To demonstrate bias, USC researchers developed an experiment in which they sent an email correspondence prior to the 2012 election to a total of 1,871 state legislators in 14 states. The email to the legislators said, “My name is (voter NAME) and I have heard a lot in the news lately about identification being required at the polls. I do not have a driver’s license. Can I still vote in November? Thank you for your help.”
But the key to the experiment was the name used by the potential “voter”: One group of legislators received email from a voter who identified himself as “Jacob Smith,” while the other received email from “Santiago Rodriguez.” In addition, half of the legislators in each of these two groups received emails written in Spanish, while half received English-language emails.
The researchers found that legislators who were in support of voter ID laws were much more likely to respond to “Jacob Smith” than to “Santiago Rodriguez,” revealing a preference for responding to constituents with Anglophone names over constituents with Hispanic ones.
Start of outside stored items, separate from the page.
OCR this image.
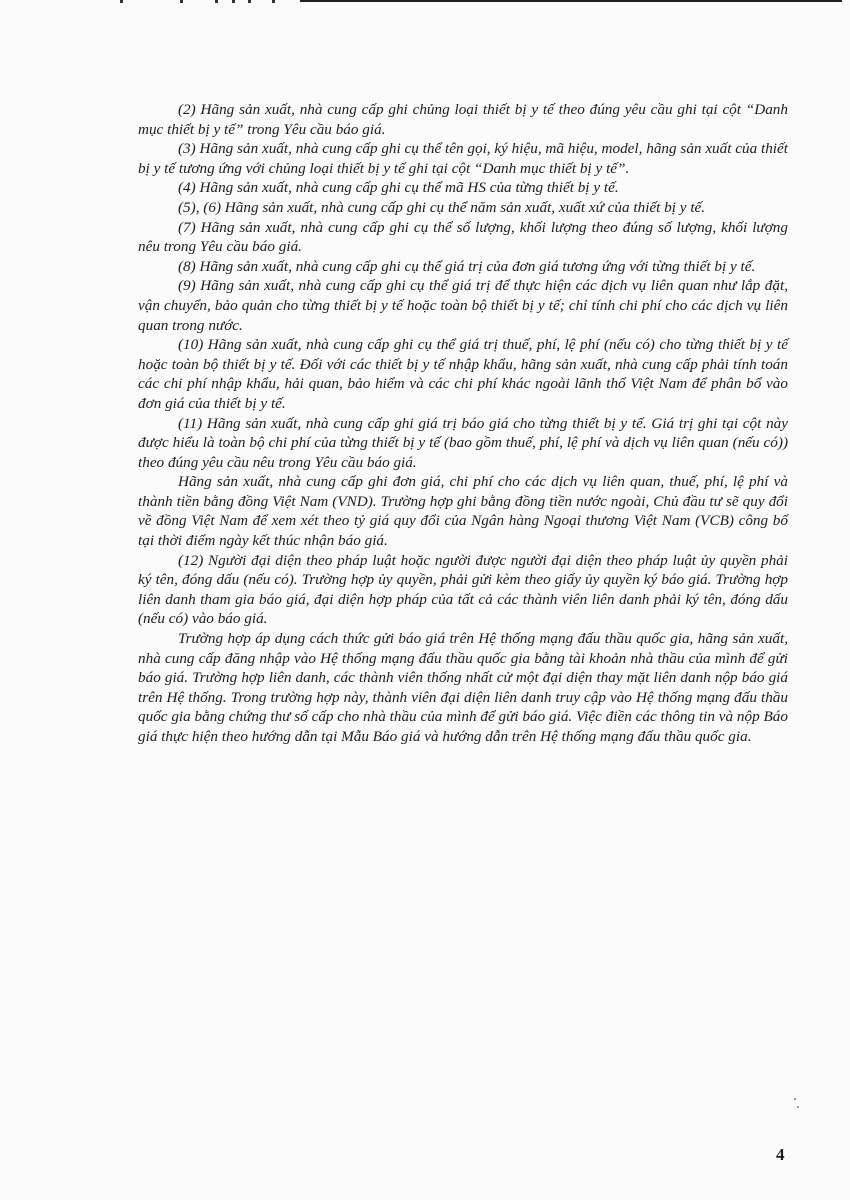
(2) Hãng sản xuất, nhà cung cấp ghi chủng loại thiết bị y tế theo đúng yêu cầu ghi tại cột “Danh mục thiết bị y tế” trong Yêu cầu báo giá.

(3) Hãng sản xuất, nhà cung cấp ghi cụ thể tên gọi, ký hiệu, mã hiệu, model, hãng sản xuất của thiết bị y tế tương ứng với chủng loại thiết bị y tế ghi tại cột “Danh mục thiết bị y tế”.

(4) Hãng sản xuất, nhà cung cấp ghi cụ thể mã HS của từng thiết bị y tế.

(5), (6) Hãng sản xuất, nhà cung cấp ghi cụ thể năm sản xuất, xuất xứ của thiết bị y tế.

(7) Hãng sản xuất, nhà cung cấp ghi cụ thể số lượng, khối lượng theo đúng số lượng, khối lượng nêu trong Yêu cầu báo giá.

(8) Hãng sản xuất, nhà cung cấp ghi cụ thể giá trị của đơn giá tương ứng với từng thiết bị y tế.

(9) Hãng sản xuất, nhà cung cấp ghi cụ thể giá trị để thực hiện các dịch vụ liên quan như lắp đặt, vận chuyển, bảo quản cho từng thiết bị y tế hoặc toàn bộ thiết bị y tế; chỉ tính chi phí cho các dịch vụ liên quan trong nước.

(10) Hãng sản xuất, nhà cung cấp ghi cụ thể giá trị thuế, phí, lệ phí (nếu có) cho từng thiết bị y tế hoặc toàn bộ thiết bị y tế. Đối với các thiết bị y tế nhập khẩu, hãng sản xuất, nhà cung cấp phải tính toán các chi phí nhập khẩu, hải quan, bảo hiểm và các chi phí khác ngoài lãnh thổ Việt Nam để phân bổ vào đơn giá của thiết bị y tế.

(11) Hãng sản xuất, nhà cung cấp ghi giá trị báo giá cho từng thiết bị y tế. Giá trị ghi tại cột này được hiểu là toàn bộ chi phí của từng thiết bị y tế (bao gồm thuế, phí, lệ phí và dịch vụ liên quan (nếu có)) theo đúng yêu cầu nêu trong Yêu cầu báo giá.

Hãng sản xuất, nhà cung cấp ghi đơn giá, chi phí cho các dịch vụ liên quan, thuế, phí, lệ phí và thành tiền bằng đồng Việt Nam (VND). Trường hợp ghi bằng đồng tiền nước ngoài, Chủ đầu tư sẽ quy đổi về đồng Việt Nam để xem xét theo tỷ giá quy đổi của Ngân hàng Ngoại thương Việt Nam (VCB) công bố tại thời điểm ngày kết thúc nhận báo giá.

(12) Người đại diện theo pháp luật hoặc người được người đại diện theo pháp luật ủy quyền phải ký tên, đóng dấu (nếu có). Trường hợp ủy quyền, phải gửi kèm theo giấy ủy quyền ký báo giá. Trường hợp liên danh tham gia báo giá, đại diện hợp pháp của tất cả các thành viên liên danh phải ký tên, đóng dấu (nếu có) vào báo giá.

Trường hợp áp dụng cách thức gửi báo giá trên Hệ thống mạng đấu thầu quốc gia, hãng sản xuất, nhà cung cấp đăng nhập vào Hệ thống mạng đấu thầu quốc gia bằng tài khoản nhà thầu của mình để gửi báo giá. Trường hợp liên danh, các thành viên thống nhất cử một đại diện thay mặt liên danh nộp báo giá trên Hệ thống. Trong trường hợp này, thành viên đại diện liên danh truy cập vào Hệ thống mạng đấu thầu quốc gia bằng chứng thư số cấp cho nhà thầu của mình để gửi báo giá. Việc điền các thông tin và nộp Báo giá thực hiện theo hướng dẫn tại Mẫu Báo giá và hướng dẫn trên Hệ thống mạng đấu thầu quốc gia.

4
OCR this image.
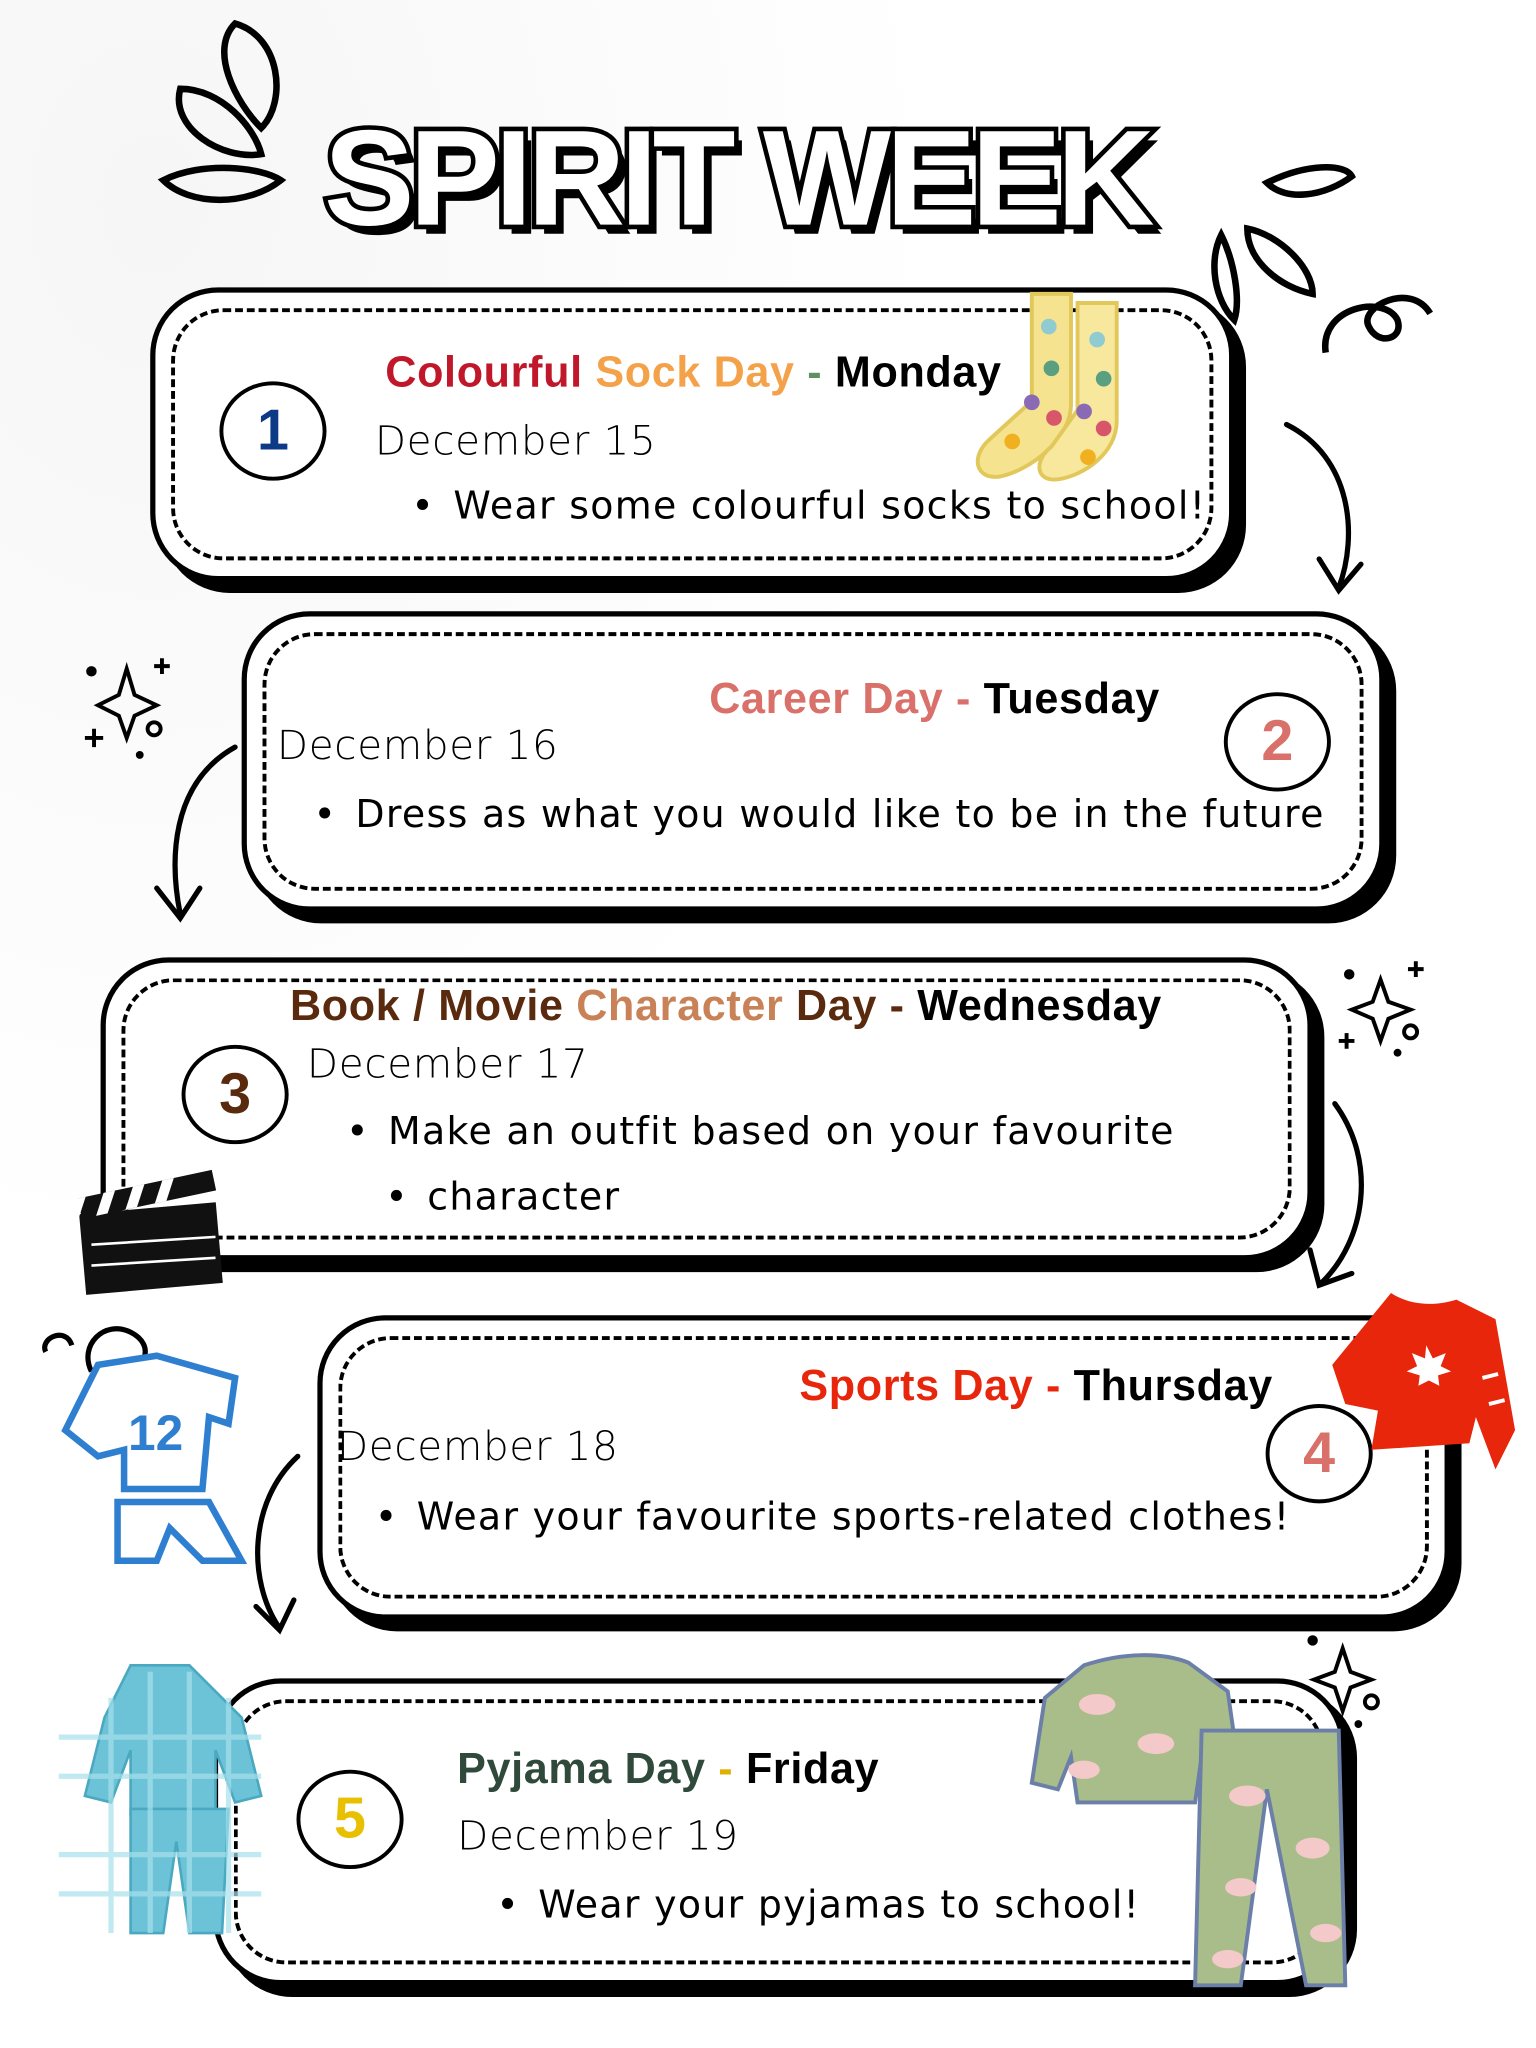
SPIRIT WEEK
1
Colourful Sock Day - Monday
December 15
• Wear some colourful socks to school!
2
Career Day - Tuesday
December 16
• Dress as what you would like to be in the future
3
Book / Movie Character Day - Wednesday
December 17
• Make an outfit based on your favourite
• character
4
Sports Day - Thursday
December 18
• Wear your favourite sports-related clothes!
12
5
Pyjama Day - Friday
December 19
• Wear your pyjamas to school!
The researchers got responses from 28 percent of the legislators. Of those responses, the legislators responded to 49.4 percent of the Jacob Smith emails and 40.3 percent of the Santiago Rodriguez emails. But the biggest difference was with the legislators who supported voter ID laws: they responded to 45 percent of the Jacob Smith emails and just 27.5 percent of the Santiago Rodriguez emails. Those legislators who were against voter ID laws also showed an Anglo bias, but it was much smaller: they responded to 50.3 percent of the Jacob Smith emails and 43.4 percent of the Santiago Rodriguez emails.
Both groups were far less likely to respond to the Spanish emails: just 1.1 percent of the Spanish emails from Santiago Rodriguez got responses from the legislators in support of voting ID laws, while 11.7 percent of them got responses from those against the voter ID laws.
“Legislators who fail to respond to minority constituents and who also support laws with the effect of disfranchising minority voters may do so for partisan or electoral reasons,
but the result is political marginalization of the minority group,” wrote the study authors, Matthew Mendez and Christian Grose.